I finally went to a new doctor, my eighth neurologist, who sent me to another neurologist 300 miles away at a medical center that specializes in rare neuromuscular diseases. Finally, the wrong diagnosis was officially ruled out. We also found out answers to the health questions I’d had for years. I don’t have one neuromuscular disease, I have two: neuropathy and myopathy. That’s why I had too many symptoms. That’s why none of it made sense. That’s why no one believed that I was telling the truth. It seemed like too much. Like I was making it up.
We now have names for four out of five of my main diseases: asthma, arthritis, sensory neuropathy, and sleep apnea. The fifth is idiopathic myopathy for now. That means I have a muscle wasting disease and no one knows the cause. I’ve had medical testing, the likes of which I wouldn’t wish on my worst enemy, to get to the root of it, but we’re still waiting for the final results. If they’re negative, it means my disease is so rare, it hasn’t even been discovered yet. But my ninth neurologist has done the testing necessary to know I have a serious disease. My body is like a snowman in February; the thaw is coming, we don’t know when, and little bits of me melt away as we wait.

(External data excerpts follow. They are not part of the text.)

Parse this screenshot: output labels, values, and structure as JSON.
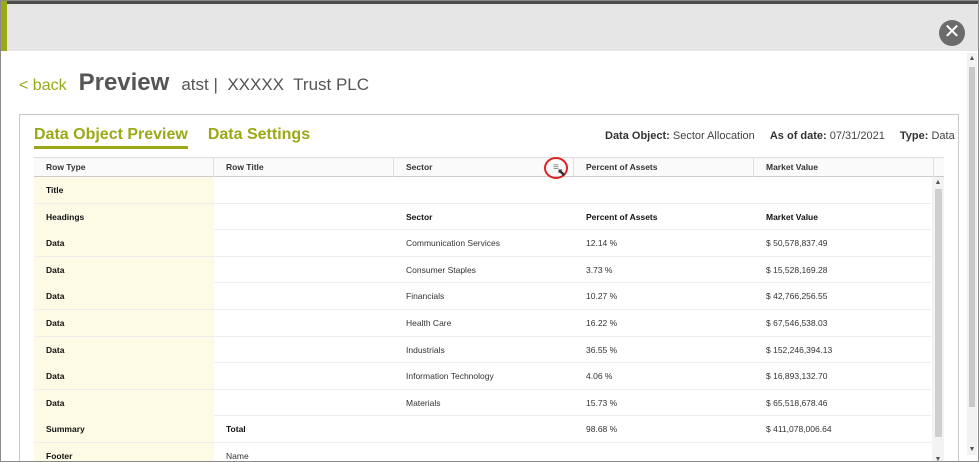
{
  "dialog": {
    "close_icon": "close-icon",
    "close_glyph": "✕"
  },
  "header": {
    "back_label": "< back",
    "title": "Preview",
    "subtitle": "atst |  XXXXX  Trust PLC"
  },
  "tabs": [
    {
      "label": "Data Object Preview",
      "active": true
    },
    {
      "label": "Data Settings",
      "active": false
    }
  ],
  "meta": {
    "data_object_label": "Data Object:",
    "data_object_value": "Sector Allocation",
    "as_of_label": "As of date:",
    "as_of_value": "07/31/2021",
    "type_label": "Type:",
    "type_value": "Data"
  },
  "grid": {
    "columns": [
      "Row Type",
      "Row Title",
      "Sector",
      "Percent of Assets",
      "Market Value"
    ],
    "column_menu_icon": "column-menu-icon",
    "rows": [
      {
        "type": "Title",
        "title": "",
        "sector": "",
        "percent": "",
        "value": "",
        "bold": false
      },
      {
        "type": "Headings",
        "title": "",
        "sector": "Sector",
        "percent": "Percent of Assets",
        "value": "Market Value",
        "bold": true
      },
      {
        "type": "Data",
        "title": "",
        "sector": "Communication Services",
        "percent": "12.14 %",
        "value": "$ 50,578,837.49",
        "bold": false
      },
      {
        "type": "Data",
        "title": "",
        "sector": "Consumer Staples",
        "percent": "3.73 %",
        "value": "$ 15,528,169.28",
        "bold": false
      },
      {
        "type": "Data",
        "title": "",
        "sector": "Financials",
        "percent": "10.27 %",
        "value": "$ 42,766,256.55",
        "bold": false
      },
      {
        "type": "Data",
        "title": "",
        "sector": "Health Care",
        "percent": "16.22 %",
        "value": "$ 67,546,538.03",
        "bold": false
      },
      {
        "type": "Data",
        "title": "",
        "sector": "Industrials",
        "percent": "36.55 %",
        "value": "$ 152,246,394.13",
        "bold": false
      },
      {
        "type": "Data",
        "title": "",
        "sector": "Information Technology",
        "percent": "4.06 %",
        "value": "$ 16,893,132.70",
        "bold": false
      },
      {
        "type": "Data",
        "title": "",
        "sector": "Materials",
        "percent": "15.73 %",
        "value": "$ 65,518,678.46",
        "bold": false
      },
      {
        "type": "Summary",
        "title": "Total",
        "sector": "",
        "percent": "98.68 %",
        "value": "$ 411,078,006.64",
        "bold": false
      },
      {
        "type": "Footer",
        "title": "Name",
        "sector": "",
        "percent": "",
        "value": "",
        "bold": false
      }
    ]
  },
  "colors": {
    "accent": "#9aa915",
    "highlight_circle": "#e02020"
  }
}
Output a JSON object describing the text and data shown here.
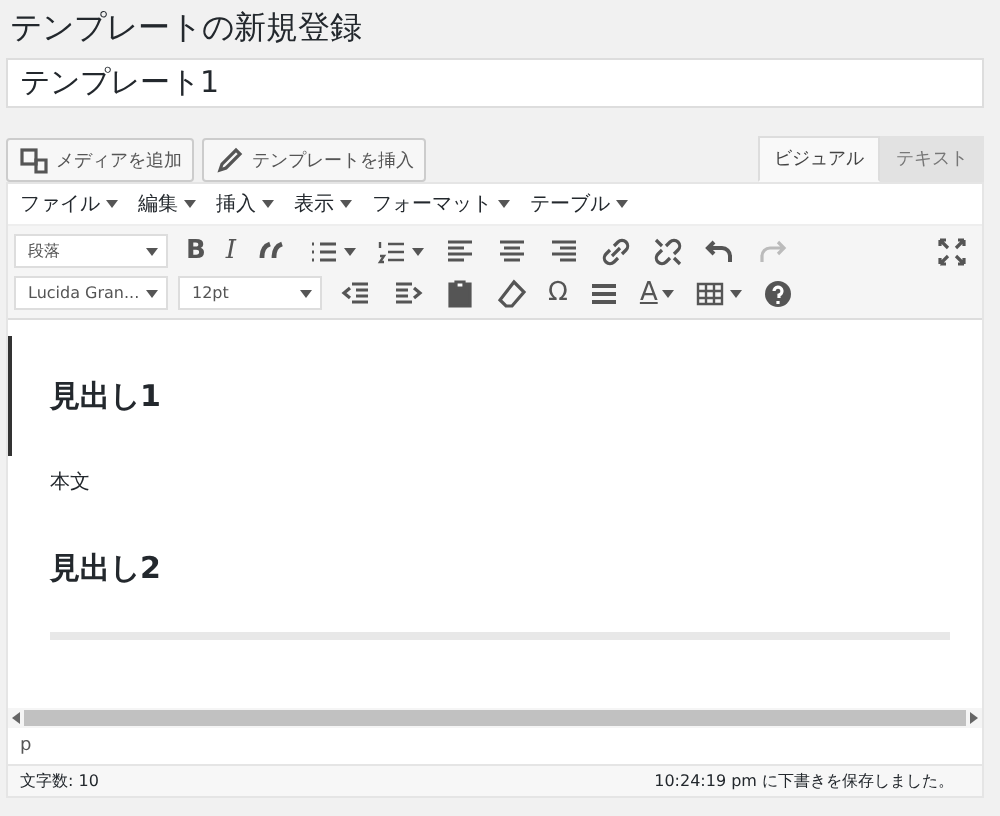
{
  "page_title": "テンプレートの新規登録",
  "title_field": {
    "value": "テンプレート1"
  },
  "media_buttons": [
    "メディアを追加",
    "テンプレートを挿入"
  ],
  "editor_tabs": [
    {
      "label": "ビジュアル",
      "selected": true
    },
    {
      "label": "テキスト",
      "selected": false
    }
  ],
  "menubar": [
    "ファイル",
    "編集",
    "挿入",
    "表示",
    "フォーマット",
    "テーブル"
  ],
  "toolbar_rows": [
    [
      {
        "kind": "select",
        "value": "段落"
      },
      {
        "kind": "glyph",
        "text": "B"
      },
      {
        "kind": "glyph",
        "text": "I"
      },
      {
        "kind": "icon",
        "dropdown": false,
        "disabled": false
      },
      {
        "kind": "icon",
        "dropdown": true,
        "disabled": false
      },
      {
        "kind": "icon",
        "dropdown": true,
        "disabled": false
      },
      {
        "kind": "icon",
        "dropdown": false,
        "disabled": false
      },
      {
        "kind": "icon",
        "dropdown": false,
        "disabled": false
      },
      {
        "kind": "icon",
        "dropdown": false,
        "disabled": false
      },
      {
        "kind": "icon",
        "dropdown": false,
        "disabled": false
      },
      {
        "kind": "icon",
        "dropdown": false,
        "disabled": false
      },
      {
        "kind": "icon",
        "dropdown": false,
        "disabled": false
      },
      {
        "kind": "icon",
        "dropdown": false,
        "disabled": true
      },
      {
        "kind": "spacer"
      },
      {
        "kind": "icon",
        "dropdown": false,
        "disabled": false
      }
    ],
    [
      {
        "kind": "select",
        "value": "Lucida Gran..."
      },
      {
        "kind": "select",
        "value": "12pt"
      },
      {
        "kind": "icon",
        "dropdown": false,
        "disabled": false
      },
      {
        "kind": "icon",
        "dropdown": false,
        "disabled": false
      },
      {
        "kind": "icon",
        "dropdown": false,
        "disabled": false
      },
      {
        "kind": "icon",
        "dropdown": false,
        "disabled": false
      },
      {
        "kind": "glyph",
        "text": "Ω"
      },
      {
        "kind": "icon",
        "dropdown": false,
        "disabled": false
      },
      {
        "kind": "glyph",
        "text": "A",
        "dropdown": true
      },
      {
        "kind": "icon",
        "dropdown": true,
        "disabled": false
      },
      {
        "kind": "icon",
        "dropdown": false,
        "disabled": false
      }
    ]
  ],
  "content": [
    {
      "kind": "heading",
      "text": "見出し1",
      "selected": true
    },
    {
      "kind": "paragraph",
      "text": "本文",
      "selected": false
    },
    {
      "kind": "heading",
      "text": "見出し2",
      "selected": false
    }
  ],
  "path": "p",
  "status_bar": {
    "word_count": "文字数: 10",
    "saved": "10:24:19 pm に下書きを保存しました。"
  }
}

I don’t want to be sick. I don’t want to have an illness. But I do. And because I have fought to find someone to believe in and help me, I have found answers and now I have help managing my pain and fatigue. I still don’t know what’s causing my muscles to atrophy, but in July 2016 I found out that I have neuropathy and myopathy. That’s where most of my system-wide pain is coming from, that’s why I fall, and the muscles that are left work so hard I get fatigued doing the most mundane things.
I’m very happy to finally have a name for what’s been happening to my body for years. I’m not happy because I’m chronically ill. No one wants to be chronically ill, but we do want to be helped. And that’s what a diagnosis does. It helps us get the treatment we need, and live happier, more productive lives.